Il faut d'abord trouver l'argent. Au niveau de l'intervention de l'Etat, il faudra sans doute passer par des sociétés publiques d'investissement. En espérant que ce soit fait début de l'année prochaine. Je rappelle quand même qu'il y a une résolution adoptée à l’unanimité par le Parlement francophone en juillet dernier qui demande au gouvernement de mettre en route la radio numérique en considérant 2011 comme année de départ du processus. Techniquement, le développement devrait prendre une année. On pourrait donc commencer à émettre en 2013. En ce qui concerne le switch off de la FM, il faudra se fixer un calendrier; on pourrait prendre l'hypothèse qu'on basculerait dans le numérique après sept ans de simulcast. Sept ans, c'est le cycle de vie moyen d'une voiture. D'ici là, l'auto-radio en DAB+ se sera démocratisé. Mais tout cela doit encore être validé, notamment au niveau juridique, politique et régulatoire. La FM actuelle propose une quinzaine de radios différentes audibles correctement en tout point en Belgique francophone. On pourrait plus que doubler l'offre... Est-ce économiquement viable? A voir, cela dépendra de la nouvelle offre proposée. Mais c'est en tout cas dans l'intérêt des auditeurs.
On a l'impression que vous prenez en charge pas mal de choses dans ce dossier...

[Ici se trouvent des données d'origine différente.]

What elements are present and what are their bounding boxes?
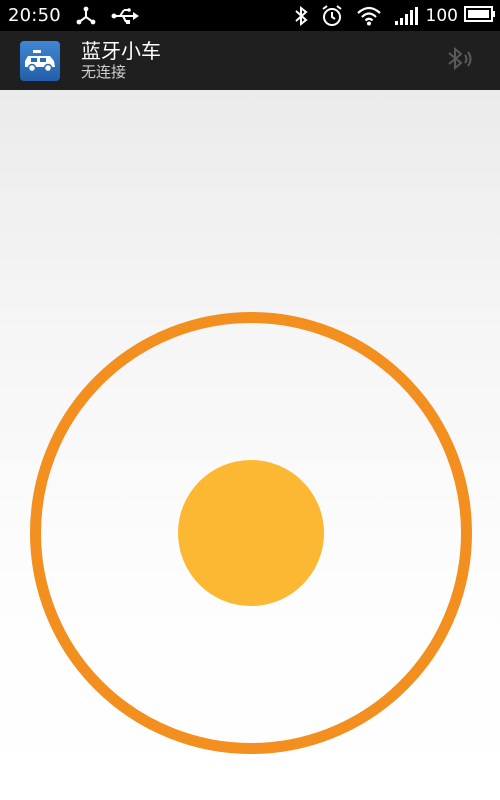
joystick-knob[interactable] bbox=[178, 460, 324, 606]
battery-icon bbox=[464, 5, 496, 26]
alarm-icon bbox=[320, 4, 344, 28]
network-hub-icon bbox=[75, 5, 97, 27]
title-group: 蓝牙小车 无连接 bbox=[81, 39, 161, 82]
status-bar: 20:50 100 bbox=[0, 0, 500, 31]
action-bar: 蓝牙小车 无连接 bbox=[0, 31, 500, 90]
car-icon[interactable] bbox=[20, 40, 60, 81]
connection-status: 无连接 bbox=[81, 63, 127, 81]
bluetooth-connect-button[interactable] bbox=[442, 44, 476, 78]
control-area bbox=[0, 90, 500, 800]
app-title: 蓝牙小车 bbox=[81, 39, 161, 63]
signal-icon bbox=[394, 6, 418, 25]
battery-level: 100 bbox=[425, 5, 458, 26]
bluetooth-icon bbox=[294, 5, 308, 27]
usb-icon bbox=[111, 7, 139, 25]
wifi-icon bbox=[356, 6, 382, 26]
bluetooth-audio-icon bbox=[444, 44, 474, 78]
status-time: 20:50 bbox=[8, 5, 61, 26]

C'est un défi qui m'excite terriblement, oui. Et l'aventure numérique demande beaucoup de déplacements, pour aller comprendre ce qu'il se passe sur d'autres territoires, et participer à des conférences. Je siège dans le comité Radio de l'UER depuis quelques mois et je suis de près ce qui se passe au niveau de la World DMB, la plateforme mondiale de promotion de la radio numérique... Disons que je suis un peu l'instigateur du mouvement chez nous, simplement parce qu'à la RTBF, j'ai la chance d'être en contact avec beaucoup d'autres radios, d'autres pays. C'est de ces rencontres que j'ai pris conscience que les choses bougeaient, et que je suis allé voir mes camarades des privées afin qu'on s'entende sur l'avenir de la distribution du média car nous avons un point commun: nous sommes tous des broadcasters. Ne me faites pas dire ce que je n'ai pas dit: au niveau du contenu, c'est la concurrence et l’indépendance totales. Mais sur la distribution, on doit s'associer parce que le numérique, c’est le multiplexage des programmes et que le broadcasting individuel sur la FM a montré ses limites..
Est-ce à dire également que le développement de la radio sur le Web (streaming) est à maturité également? Ou y a-t-il encore des opportunités?

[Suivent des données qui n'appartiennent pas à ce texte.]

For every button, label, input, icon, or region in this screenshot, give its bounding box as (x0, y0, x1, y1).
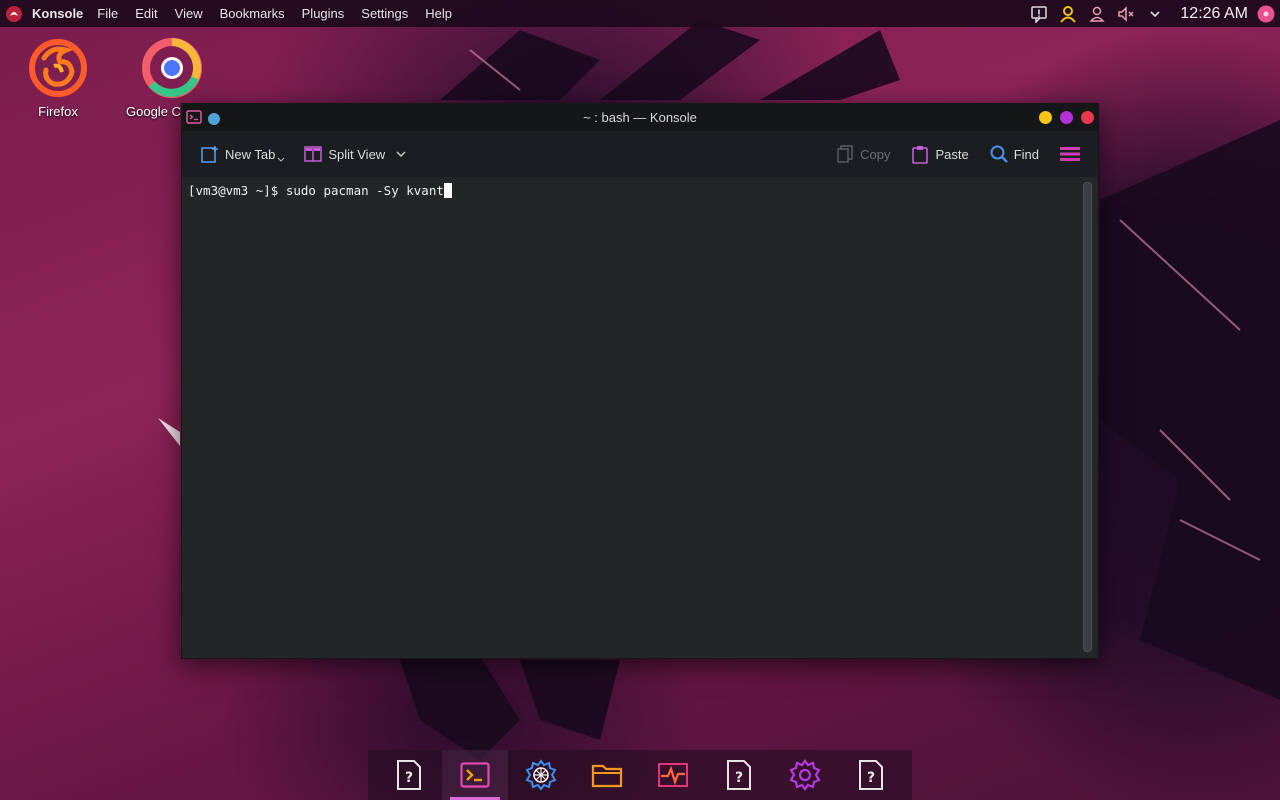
svg-text:?: ? (405, 770, 413, 786)
volume-muted-icon[interactable] (1116, 4, 1136, 24)
menu-help[interactable]: Help (425, 6, 452, 21)
taskbar-item-settings[interactable] (772, 750, 838, 800)
terminal-scrollbar[interactable] (1083, 182, 1092, 652)
new-tab-icon (201, 146, 218, 163)
menu-view[interactable]: View (175, 6, 203, 21)
copy-label: Copy (860, 146, 891, 162)
chevron-down-icon (277, 157, 285, 162)
taskbar: ? ? ? (0, 750, 1280, 800)
active-app-name: Konsole (32, 6, 84, 21)
settings-icon (789, 759, 821, 791)
taskbar-item-files[interactable] (574, 750, 640, 800)
user-icon[interactable] (1058, 4, 1078, 24)
taskbar-item-unknown-1[interactable]: ? (376, 750, 442, 800)
file-manager-icon (591, 764, 623, 788)
find-label: Find (1013, 146, 1039, 162)
terminal-command: sudo pacman -Sy kvant (285, 183, 444, 198)
copy-button[interactable]: Copy (835, 144, 890, 164)
system-tray: 12:26 AM (1029, 0, 1280, 27)
close-button[interactable] (1081, 111, 1094, 124)
notification-icon[interactable] (1029, 4, 1049, 24)
firefox-icon (29, 39, 87, 97)
split-view-icon (304, 146, 323, 162)
konsole-icon (460, 762, 490, 788)
unknown-app-icon: ? (727, 760, 751, 790)
app-launcher-icon[interactable] (4, 4, 24, 24)
paste-icon (912, 146, 929, 164)
svg-text:?: ? (867, 770, 875, 786)
paste-label: Paste (935, 146, 969, 162)
unknown-app-icon: ? (397, 760, 421, 790)
menu-bookmarks[interactable]: Bookmarks (220, 6, 285, 21)
chevron-down-icon[interactable] (1145, 4, 1165, 24)
menu-edit[interactable]: Edit (135, 6, 157, 21)
people-icon[interactable] (1087, 4, 1107, 24)
svg-text:?: ? (735, 770, 743, 786)
session-icon[interactable] (1256, 4, 1276, 24)
chevron-down-icon (396, 151, 406, 157)
clock[interactable]: 12:26 AM (1180, 5, 1248, 23)
taskbar-item-unknown-2[interactable]: ? (706, 750, 772, 800)
unknown-app-icon: ? (859, 760, 883, 790)
hamburger-menu-icon (1060, 147, 1080, 161)
split-view-button[interactable]: Split View (303, 144, 412, 164)
desktop-icon-label: Firefox (38, 104, 78, 119)
terminal-prompt: [vm3@vm3 ~]$ (188, 183, 286, 198)
konsole-window: ~ : bash — Konsole New Tab Split View Co… (181, 103, 1099, 659)
taskbar-item-network[interactable] (508, 750, 574, 800)
search-icon (990, 145, 1008, 163)
new-tab-label: New Tab (225, 146, 276, 162)
desktop-icon-firefox[interactable]: Firefox (10, 36, 106, 119)
network-settings-icon (525, 759, 557, 791)
paste-button[interactable]: Paste (910, 144, 969, 164)
terminal-area[interactable]: [vm3@vm3 ~]$ sudo pacman -Sy kvant (182, 177, 1098, 658)
copy-icon (837, 145, 853, 163)
maximize-button[interactable] (1060, 111, 1073, 124)
find-button[interactable]: Find (989, 144, 1039, 164)
konsole-toolbar: New Tab Split View Copy Paste Find (182, 131, 1098, 177)
hamburger-menu-button[interactable] (1059, 144, 1086, 164)
taskbar-item-unknown-3[interactable]: ? (838, 750, 904, 800)
menu-plugins[interactable]: Plugins (302, 6, 345, 21)
desktop-icon-label: Google C (126, 104, 181, 119)
menu-file[interactable]: File (97, 6, 118, 21)
minimize-button[interactable] (1039, 111, 1052, 124)
taskbar-item-konsole[interactable] (442, 750, 508, 800)
system-monitor-icon (658, 763, 688, 787)
top-panel: Konsole File Edit View Bookmarks Plugins… (0, 0, 1280, 27)
window-title: ~ : bash — Konsole (583, 110, 697, 125)
new-tab-button[interactable]: New Tab (200, 144, 285, 164)
chrome-icon (142, 38, 202, 98)
window-titlebar[interactable]: ~ : bash — Konsole (182, 104, 1098, 131)
menu-settings[interactable]: Settings (361, 6, 408, 21)
terminal-cursor (443, 183, 452, 198)
split-view-label: Split View (328, 146, 386, 162)
taskbar-item-monitor[interactable] (640, 750, 706, 800)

Il y en a encore et nous avons d'ailleurs également une proposition de stratégie commune. Le monde de la radio Internet pur, c'est le principe de la longue traîne: on a des milliers de radios que peu de monde écoute. Chacun a développé son player. Au Royaume-Uni, une étude a démontré que la progression de l'écoute en streaming était freinée justement parce que pour changer de radio, il faut changer de player. Ça lasse. Les Anglais ont donc créé un player unique pour toutes les radios du royaume (radioplayer.co.uk, ndlr). Il y en a 350. Ils ont mis deux ans pour développer ce produit qui fonctionne sur le mode du moteur de recherche. D'ailleurs, quand on l'ouvre pour la première fois, il n'y a qu'un moteur de recherche. Les radios ne sont pas placées dessus automatiquement. Et le radioplayer va donner la ou les radios qui offre(nt) le plus d'occurrences par rapport au mot clé que l'internaute a choisi, y compris dans les podcasts ou la play list. Et on classe ensuite ses favoris, etc. C'est un modèle qui nous plaît.
En tant qu'homme de radio, vous êtes assez atypique, souvent décrit comme quelqu'un de très professionnel, axé sur les chiffres, anxieux, pas très porté sur la communication, timide même. Vous vous reconnaissez?
Ah bon? C’est que je suis un malade qui tente de se soigner (rires).